This patch allows the use of hypercalls in the guest OS in order to communicate to the hypervisor. It can be used as a basis for more complex operations through bhyve.
Recompile the kernel in order to load the extended vmm module. Use the command sysctl hw.vmm.hypercalls_enabled=1 in order to enable hypercalls. Create a release ISO from the source and use a hypercall using .byte 0x0f,0x01,0xc1 on Intel processors and .byte 0x0f,0x01,0xd9 on AMD processors. Do NOT use the bhyve_hypercall.h, as it is intended as a way to do hypercalls from the kernel. Userland applications are to implement their own way of doing hypercalls. In order to test the behaviour with disabled hypercalls, use the command sysctl hw.vmm.hypercalls_enabled=0 and run the beforementioned instructions in the guest OS.
Added some explanations.
|63 ↗||(On Diff #20886)|
These hypercall numbers are reserved for use with DTrace in the near future.
|75 ↗||(On Diff #20886)|
This would be good to be refactored as it causes code duplication. As of now, I couldn't find a way to do it. Extended ASM doesn't allow runtime operations inside it.
|98 ↗||(On Diff #20886)|
The stack usage here is based on the possibility of register names changing in the future. This could as well be implemented using registers r8-r15, but potentially might require change in the future. This can be reimplemented should it be preferred with registers.
Thanks for this work - it will be very useful.
Some general high-level comments:
- There are a number of guest users of hypercalls: KVM, Xen, Hyper-V. Since bhyve may emulate some/all of these hypercalls, it's probably worthwhile looking at the call sequences they use to try and co-exist. For example, it may even be useful at some future point to have DTrace support in those hypervisors.
- In a similar vein, 'hypercall.h' should probably be 'bhyve_hypercall.h'
- the hypercall exit should be disabled by default unless a tunable is set. It's an attack point that should only be enabled through hypervisor configuration. While there isn't currently a generic way to set per-guest configuration, there will be at some point, at which time this feature could be shifted over to that instead of having a global enable/disable.
- in addition, a future work item, and not really part of this review, is to have a CPUID space carved out for bhyve that will provide a way for the guest to determine if the hypercall facility is available. See the KVM docs for an example of how this is done.
I'm curious regarding a few details about these implementations, as there are multiple ways of doing it.
- Should the hypercall header be restructured with registers, as it can be done using registers RAX, RBX and R8-R15?
- Should I keep the CPUIDs used in other hypervisors available for compatibility or does it not matter?
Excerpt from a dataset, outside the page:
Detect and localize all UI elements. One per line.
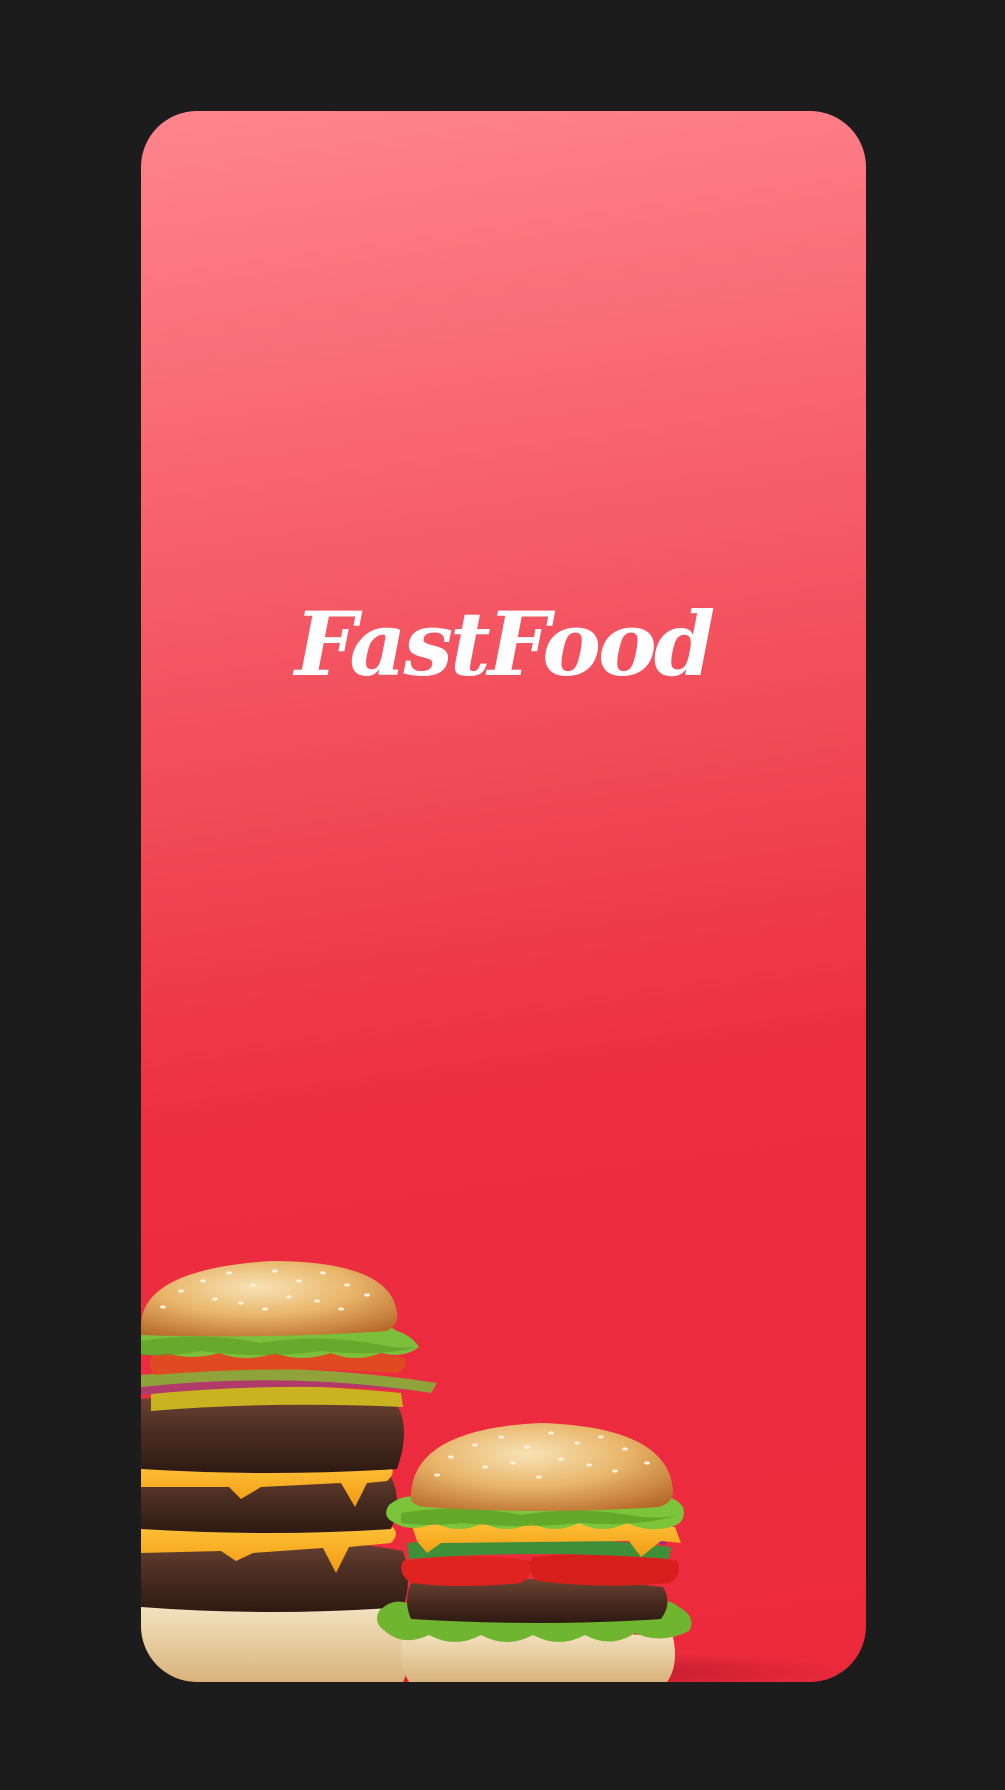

- The hypercall availability being passed in by the CPUID can be done either on a per-hypercall basis, where one could then check if a certain hypercall is available or as a whole, providing the information only after the hypercall is called.
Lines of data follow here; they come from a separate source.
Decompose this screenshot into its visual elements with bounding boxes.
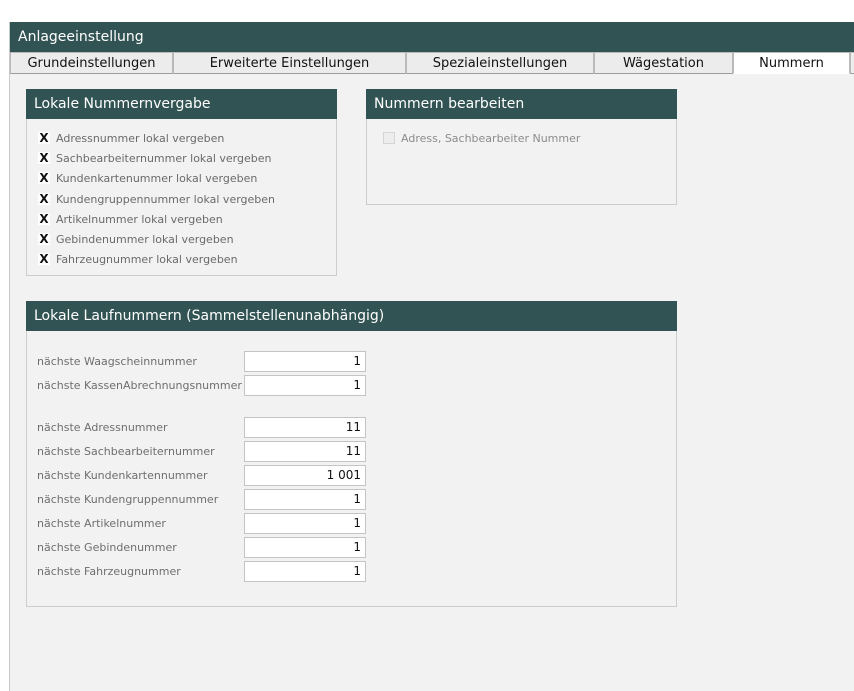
checkbox-kundenkartenummer[interactable]: X xyxy=(38,172,50,184)
input-gebindenummer[interactable]: 1 xyxy=(244,537,366,558)
checkbox-label: Kundengruppennummer lokal vergeben xyxy=(56,192,276,206)
input-artikelnummer[interactable]: 1 xyxy=(244,513,366,534)
window-title: Anlageeinstellung xyxy=(10,22,854,52)
tab-spezialeinstellungen[interactable]: Spezialeinstellungen xyxy=(406,52,594,74)
checkbox-gebindenummer[interactable]: X xyxy=(38,233,50,245)
checkbox-label: Artikelnummer lokal vergeben xyxy=(56,212,223,226)
checkbox-kundengruppennummer[interactable]: X xyxy=(38,193,50,205)
tab-nummern[interactable]: Nummern xyxy=(733,52,850,74)
label-sachbearbeiternummer: nächste Sachbearbeiternummer xyxy=(37,445,215,458)
checkbox-kundengruppennummer-row[interactable]: X Kundengruppennummer lokal vergeben xyxy=(38,191,275,207)
panel-lokale-laufnummern: Lokale Laufnummern (Sammelstellenunabhän… xyxy=(26,301,677,607)
label-fahrzeugnummer: nächste Fahrzeugnummer xyxy=(37,565,181,578)
checkbox-sachbearbeiternummer-row[interactable]: X Sachbearbeiternummer lokal vergeben xyxy=(38,150,271,166)
label-waagscheinnummer: nächste Waagscheinnummer xyxy=(37,355,197,368)
panel-title: Lokale Laufnummern (Sammelstellenunabhän… xyxy=(26,301,677,331)
input-adressnummer[interactable]: 11 xyxy=(244,417,366,438)
checkbox-adressnummer-row[interactable]: X Adressnummer lokal vergeben xyxy=(38,130,224,146)
checkbox-artikelnummer-row[interactable]: X Artikelnummer lokal vergeben xyxy=(38,211,223,227)
label-artikelnummer: nächste Artikelnummer xyxy=(37,517,166,530)
label-gebindenummer: nächste Gebindenummer xyxy=(37,541,177,554)
label-kundenkartennummer: nächste Kundenkartennummer xyxy=(37,469,208,482)
input-fahrzeugnummer[interactable]: 1 xyxy=(244,561,366,582)
checkbox-label: Kundenkartenummer lokal vergeben xyxy=(56,171,258,185)
input-kundengruppennummer[interactable]: 1 xyxy=(244,489,366,510)
checkbox-fahrzeugnummer-row[interactable]: X Fahrzeugnummer lokal vergeben xyxy=(38,251,238,267)
tab-waegestation[interactable]: Wägestation xyxy=(594,52,733,74)
label-adressnummer: nächste Adressnummer xyxy=(37,421,168,434)
tab-bar: Grundeinstellungen Erweiterte Einstellun… xyxy=(10,52,854,74)
panel-nummern-bearbeiten: Nummern bearbeiten Adress, Sachbearbeite… xyxy=(366,89,677,205)
tab-erweiterte-einstellungen[interactable]: Erweiterte Einstellungen xyxy=(173,52,406,74)
checkbox-adressnummer[interactable]: X xyxy=(38,132,50,144)
checkbox-artikelnummer[interactable]: X xyxy=(38,213,50,225)
panel-title: Lokale Nummernvergabe xyxy=(26,89,337,119)
checkbox-fahrzeugnummer[interactable]: X xyxy=(38,253,50,265)
input-sachbearbeiternummer[interactable]: 11 xyxy=(244,441,366,462)
label-kassenabrechnungsnummer: nächste KassenAbrechnungsnummer xyxy=(37,379,242,392)
checkbox-adress-sachbearbeiter-row[interactable]: Adress, Sachbearbeiter Nummer xyxy=(383,130,580,146)
settings-window: Anlageeinstellung Grundeinstellungen Erw… xyxy=(9,22,854,691)
input-kundenkartennummer[interactable]: 1 001 xyxy=(244,465,366,486)
tab-grundeinstellungen[interactable]: Grundeinstellungen xyxy=(10,52,173,74)
label-kundengruppennummer: nächste Kundengruppennummer xyxy=(37,493,219,506)
checkbox-sachbearbeiternummer[interactable]: X xyxy=(38,152,50,164)
checkbox-label: Adress, Sachbearbeiter Nummer xyxy=(401,131,581,145)
panel-title: Nummern bearbeiten xyxy=(366,89,677,119)
checkbox-gebindenummer-row[interactable]: X Gebindenummer lokal vergeben xyxy=(38,231,234,247)
checkbox-kundenkartenummer-row[interactable]: X Kundenkartenummer lokal vergeben xyxy=(38,170,257,186)
checkbox-label: Adressnummer lokal vergeben xyxy=(56,131,225,145)
panel-lokale-nummernvergabe: Lokale Nummernvergabe X Adressnummer lok… xyxy=(26,89,337,276)
input-waagscheinnummer[interactable]: 1 xyxy=(244,351,366,372)
tab-overflow xyxy=(850,52,854,74)
checkbox-label: Fahrzeugnummer lokal vergeben xyxy=(56,252,238,266)
input-kassenabrechnungsnummer[interactable]: 1 xyxy=(244,375,366,396)
checkbox-label: Sachbearbeiternummer lokal vergeben xyxy=(56,151,272,165)
checkbox-label: Gebindenummer lokal vergeben xyxy=(56,232,234,246)
checkbox-adress-sachbearbeiter[interactable] xyxy=(383,132,395,144)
This raises the issue where we could either opt for enabling hypercalls globally and on a per-hypercall basis or keep the switch only globally, as both of these are simple changes to make.
I haven't been able to find a way to disable the actual VMExit on Intel, so as of now, it is a simple if. If anyone has any more insight, I will change this to actually disable the VMExit.
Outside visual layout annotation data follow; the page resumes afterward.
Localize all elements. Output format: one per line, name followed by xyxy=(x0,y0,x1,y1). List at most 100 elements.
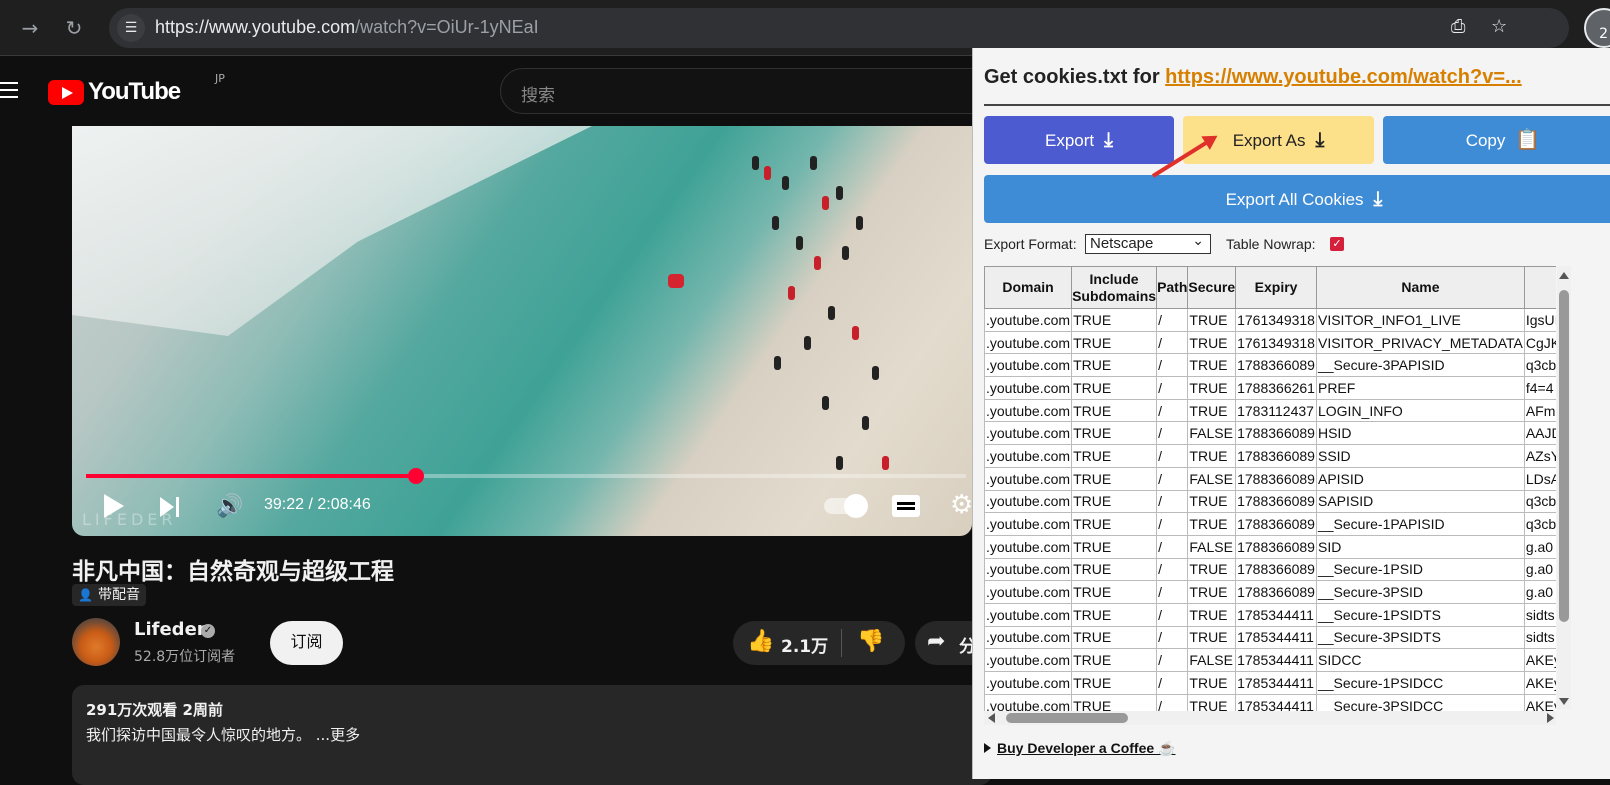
cell-name: APISID xyxy=(1315,466,1525,491)
export-format-select[interactable]: Netscape xyxy=(1085,231,1211,254)
progress-bar[interactable] xyxy=(86,468,966,484)
copy-button[interactable]: Copy 📋 xyxy=(1383,116,1610,164)
cell-secure: FALSE xyxy=(1187,648,1237,672)
popup-heading-prefix: Get cookies.txt for xyxy=(984,66,1166,88)
table-nowrap-checkbox[interactable]: ✓ xyxy=(1330,237,1344,251)
cell-path: / xyxy=(1156,466,1189,491)
cell-domain: .youtube.com xyxy=(984,330,1073,355)
header-col-include-subdomains: Include Subdomains xyxy=(1071,266,1158,309)
cell-name: __Secure-1PSIDTS xyxy=(1315,602,1525,627)
cell-path: / xyxy=(1156,489,1189,514)
cell-domain: .youtube.com xyxy=(984,625,1073,650)
cell-include-subdomains: TRUE xyxy=(1071,353,1158,378)
url-path: /watch?v=OiUr-1yNEaI xyxy=(355,17,539,37)
cell-secure: TRUE xyxy=(1187,398,1237,423)
verified-icon: ✓ xyxy=(201,624,215,638)
channel-name[interactable]: Lifeder xyxy=(134,619,206,640)
volume-icon[interactable]: 🔊 xyxy=(216,494,243,519)
cell-path: / xyxy=(1156,625,1189,650)
cell-secure: FALSE xyxy=(1187,421,1237,446)
cell-name: LOGIN_INFO xyxy=(1315,398,1525,423)
like-count[interactable]: 2.1万 xyxy=(781,632,828,657)
cell-value: g.a0 xyxy=(1523,557,1556,582)
view-meta: 291万次观看 2周前 xyxy=(86,701,223,719)
description-text: 我们探访中国最令人惊叹的地方。 ...更多 xyxy=(86,726,361,744)
autoplay-toggle[interactable] xyxy=(824,494,868,518)
progress-scrubber[interactable] xyxy=(408,468,424,484)
play-icon[interactable] xyxy=(104,494,124,518)
cell-path: / xyxy=(1156,308,1189,332)
cell-expiry: 1761349318 xyxy=(1235,308,1317,332)
subtitles-icon[interactable] xyxy=(892,495,920,517)
table-row: .youtube.comTRUE/TRUE1788366089SSIDAZsY xyxy=(984,444,1556,468)
cell-domain: .youtube.com xyxy=(984,308,1073,332)
heading-divider xyxy=(984,104,1610,106)
header-col-expiry: Expiry xyxy=(1235,266,1317,309)
cell-value: q3cb xyxy=(1523,353,1556,378)
buy-coffee-link[interactable]: Buy Developer a Coffee ☕ xyxy=(997,740,1175,756)
cell-name: __Secure-3PSIDCC xyxy=(1315,693,1525,711)
cell-expiry: 1788366089 xyxy=(1235,534,1317,559)
video-title: 非凡中国：自然奇观与超级工程 xyxy=(72,559,394,585)
cell-path: / xyxy=(1156,648,1189,672)
cell-expiry: 1788366089 xyxy=(1235,489,1317,514)
site-settings-icon[interactable]: ☰ xyxy=(117,14,145,42)
cell-name: SAPISID xyxy=(1315,489,1525,514)
cell-value: CgJK xyxy=(1523,330,1556,355)
cell-expiry: 1783112437 xyxy=(1235,398,1317,423)
cell-domain: .youtube.com xyxy=(984,421,1073,446)
cell-domain: .youtube.com xyxy=(984,671,1073,695)
cell-expiry: 1788366089 xyxy=(1235,353,1317,378)
thumbs-down-icon[interactable]: 👎 xyxy=(857,629,884,654)
description-box[interactable]: 291万次观看 2周前 我们探访中国最令人惊叹的地方。 ...更多 xyxy=(72,685,992,785)
popup-heading-link[interactable]: https://www.youtube.com/watch?v=... xyxy=(1165,66,1522,88)
vertical-scrollbar[interactable] xyxy=(1557,266,1571,709)
clipboard-icon: 📋 xyxy=(1515,129,1541,151)
cell-name: VISITOR_PRIVACY_METADATA xyxy=(1315,330,1525,355)
cell-value: f4=4 xyxy=(1523,376,1556,400)
channel-avatar[interactable] xyxy=(72,618,120,666)
video-player[interactable]: LIFEDER 🔊 39:22 / 2:08:46 ⚙ xyxy=(72,126,972,536)
region-code: JP xyxy=(215,72,225,85)
address-url[interactable]: https://www.youtube.com/watch?v=OiUr-1yN… xyxy=(155,17,539,38)
profile-avatar[interactable]: 2 xyxy=(1584,8,1610,48)
scroll-right-icon[interactable] xyxy=(1547,713,1554,723)
header-col-path: Path xyxy=(1156,266,1189,309)
reload-icon[interactable]: ↻ xyxy=(60,14,88,42)
cell-include-subdomains: TRUE xyxy=(1071,512,1158,536)
cell-name: HSID xyxy=(1315,421,1525,446)
table-row: .youtube.comTRUE/FALSE1788366089HSIDAAJD xyxy=(984,421,1556,446)
header-col-value xyxy=(1523,266,1556,309)
subscribe-button[interactable]: 订阅 xyxy=(270,621,343,665)
dub-badge[interactable]: 带配音 xyxy=(72,584,146,606)
cookie-table: Domain Include Subdomains Path Secure Expiry… xyxy=(984,266,1556,711)
address-bar[interactable]: ☰ https://www.youtube.com/watch?v=OiUr-1… xyxy=(109,8,1569,48)
scroll-left-icon[interactable] xyxy=(988,713,995,723)
coffee-details[interactable]: Buy Developer a Coffee ☕ xyxy=(984,740,1175,757)
cookies-extension-popup: Get cookies.txt for https://www.youtube.… xyxy=(972,48,1610,779)
vertical-scroll-thumb[interactable] xyxy=(1559,290,1569,622)
forward-icon[interactable]: → xyxy=(16,14,44,42)
horizontal-scroll-thumb[interactable] xyxy=(1006,713,1128,723)
next-icon[interactable] xyxy=(160,496,182,518)
cookie-table-container[interactable]: Domain Include Subdomains Path Secure Expiry… xyxy=(984,266,1556,711)
star-icon[interactable]: ☆ xyxy=(1491,16,1507,37)
export-all-cookies-button[interactable]: Export All Cookies ⤓ xyxy=(984,175,1610,223)
export-button[interactable]: Export ⤓ xyxy=(984,116,1174,164)
cell-value: AAJD xyxy=(1523,421,1556,446)
gear-icon[interactable]: ⚙ xyxy=(950,490,972,520)
scroll-down-icon[interactable] xyxy=(1559,698,1569,705)
export-label: Export xyxy=(1045,131,1095,150)
horizontal-scrollbar[interactable] xyxy=(984,711,1556,725)
scroll-up-icon[interactable] xyxy=(1559,272,1569,279)
cell-expiry: 1785344411 xyxy=(1235,648,1317,672)
search-input[interactable]: 搜索 xyxy=(500,68,1000,114)
thumbs-up-icon[interactable]: 👍 xyxy=(747,629,774,654)
table-row: .youtube.com TRUE / TRUE 1785344411 __Secure-… xyxy=(984,693,1556,711)
cell-value: g.a0 xyxy=(1523,534,1556,559)
hamburger-menu-icon[interactable] xyxy=(0,82,18,100)
header-col-domain: Domain xyxy=(984,266,1073,309)
install-icon[interactable]: ⎙ xyxy=(1451,16,1465,37)
cell-domain: .youtube.com xyxy=(984,693,1073,711)
copy-label: Copy xyxy=(1465,131,1506,150)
This patch addresses a couple of issues:
- Allow global enabling and disabling of hypercalls. The hypercall exists are by default disabled
- Add the necessary dispatchers and handlers for a hypervisor emulation layer
- Clean up the bhyve_hypercall.h using macros and revert to the calling convention that uses the stack
- Add a tunable which allows setting of the hypervisor mode
- Unimplemented hypercalls now cause an #UD fault
- CPUID_4000_0001 gives information in EAX whether hypercalls are enabled or not
Address the points discussed at MeetBSD.
- The hypercalls are now added in assembly using the SystemV ABI.
- The instructions are patched at boot time dependent on the cpu_vendor_id.
- The calling convention now uses registers instead of the stack.
Point out an issue regarding mi_startup.
In general, this could be machine independent, however as bhyve is currently limited to amd64, specifically VMCALL and VMMCALL opcodes, perhaps this would make sense to perform in an amd64-specific function as opposed to a machine independent one?
This diff changes the following:
- Remove DTrace stuff as much as possible, create a prototype instead
- Remove the unnecessary static NULL assignments in the hc_dispatcher
- Reiterate the instructions on some parts of the code
These are maybe better kept explicit in terms of the protection ring they can be called from, so there is no ambiguity, even though they are initialized to 0 by default. I can change this if needed, though.
Update the diff to reflect changes in HEAD with bhyve identification. This diff no longer requires it.
@grehan -- is there a chance this could be upstreamed soon? It's becoming quite a hard dependency for now a working prototype, and changes in HEAD relating to the same code would be very difficult to handle on my end (as it propagates throughout a lot of other code).
Do you reckon some things here still need to be changed, or is it satisfactory?